Kyrgyzstan’s banking regulator has forecast that remittances from labor migrants in Russia may decline by 20 percent in 2022 compared to the year before.
More than 1 million Kyrgyz nationals – roughly one in every six people – live and work in Russia, making the value of remittances of critical importance to the economy.
The collapse in money flows is being attributed to the sharp contraction in the size of the Russian economy provoked by international sanctions imposed as a result of that country’s invasion of Ukraine. Russia’s Finance Ministry says it expects the economy to shrink by up 10 percent, and other economists have predicted an even sharper contraction.
In 2021, Kyrgyzstan received more than $2.7 billion in remittances. Of that total, $2.1 billion came from Russia. These transfers equal around 30 percent of gross domestic product.
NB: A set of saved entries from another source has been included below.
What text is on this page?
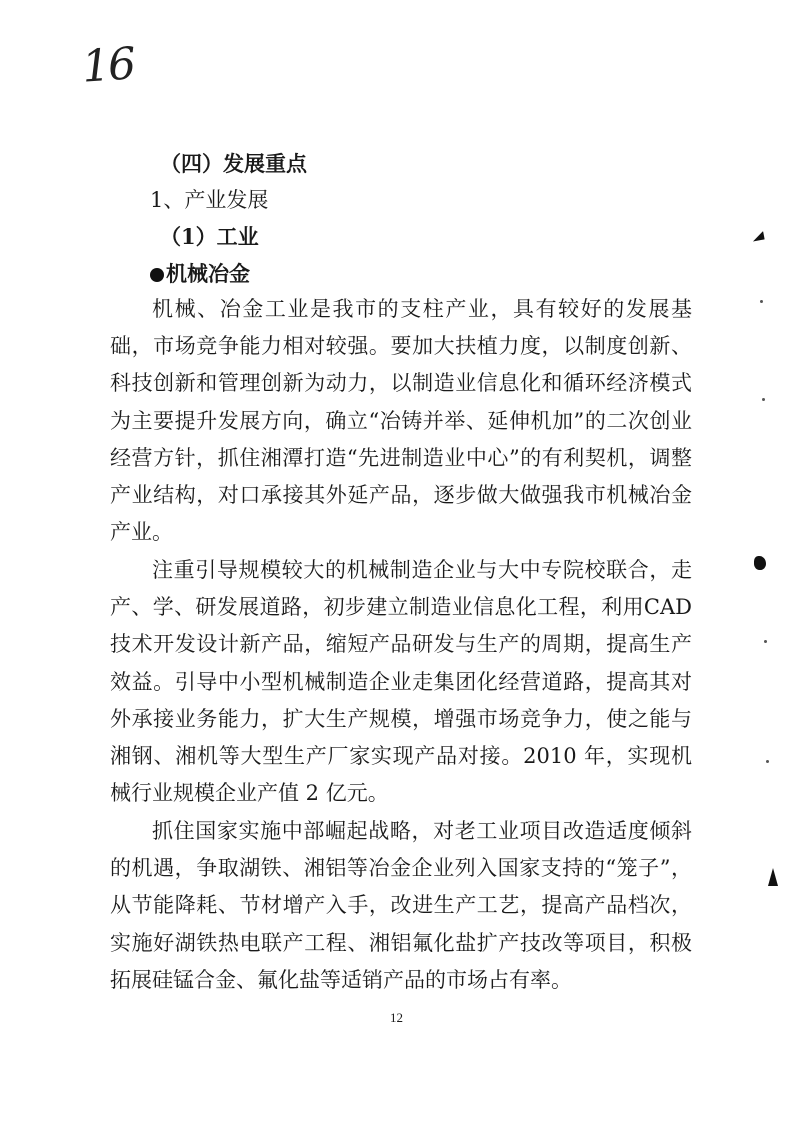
16
（四）发展重点
1、产业发展
（1）工业
机械冶金

机械、冶金工业是我市的支柱产业，具有较好的发展基础，市场竞争能力相对较强。要加大扶植力度，以制度创新、科技创新和管理创新为动力，以制造业信息化和循环经济模式为主要提升发展方向，确立“冶铸并举、延伸机加”的二次创业经营方针，抓住湘潭打造“先进制造业中心”的有利契机，调整产业结构，对口承接其外延产品，逐步做大做强我市机械冶金产业。

注重引导规模较大的机械制造企业与大中专院校联合，走产、学、研发展道路，初步建立制造业信息化工程，利用CAD技术开发设计新产品，缩短产品研发与生产的周期，提高生产效益。引导中小型机械制造企业走集团化经营道路，提高其对外承接业务能力，扩大生产规模，增强市场竞争力，使之能与湘钢、湘机等大型生产厂家实现产品对接。2010 年，实现机械行业规模企业产值 2 亿元。

抓住国家实施中部崛起战略，对老工业项目改造适度倾斜的机遇，争取湖铁、湘铝等冶金企业列入国家支持的“笼子”，从节能降耗、节材增产入手，改进生产工艺，提高产品档次，实施好湖铁热电联产工程、湘铝氟化盐扩产技改等项目，积极拓展硅锰合金、氟化盐等适销产品的市场占有率。

12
Economist Kuban Choroyev told Eurasianet on June 10 that as remittances decline, so too will purchasing power, which will lead in turn to a fall in the volume of imports.
“In Kyrgyzstan, the import indicator is almost directly proportional to cash receipts from labor migrants. The higher the incomes, the higher are the imports,” Choroyev said.
National Bank predictions are in line with those made by the World Bank, which last month forecast a 32 percent drop in remittances.
“In the Kyrgyz Republic, where 82 percent of remittances originated in Russia in 2021, flows in 2022 are likely to decline by 32 percent vis-à-vis an originally projected growth rate of 3 percent,” the World Bank stated.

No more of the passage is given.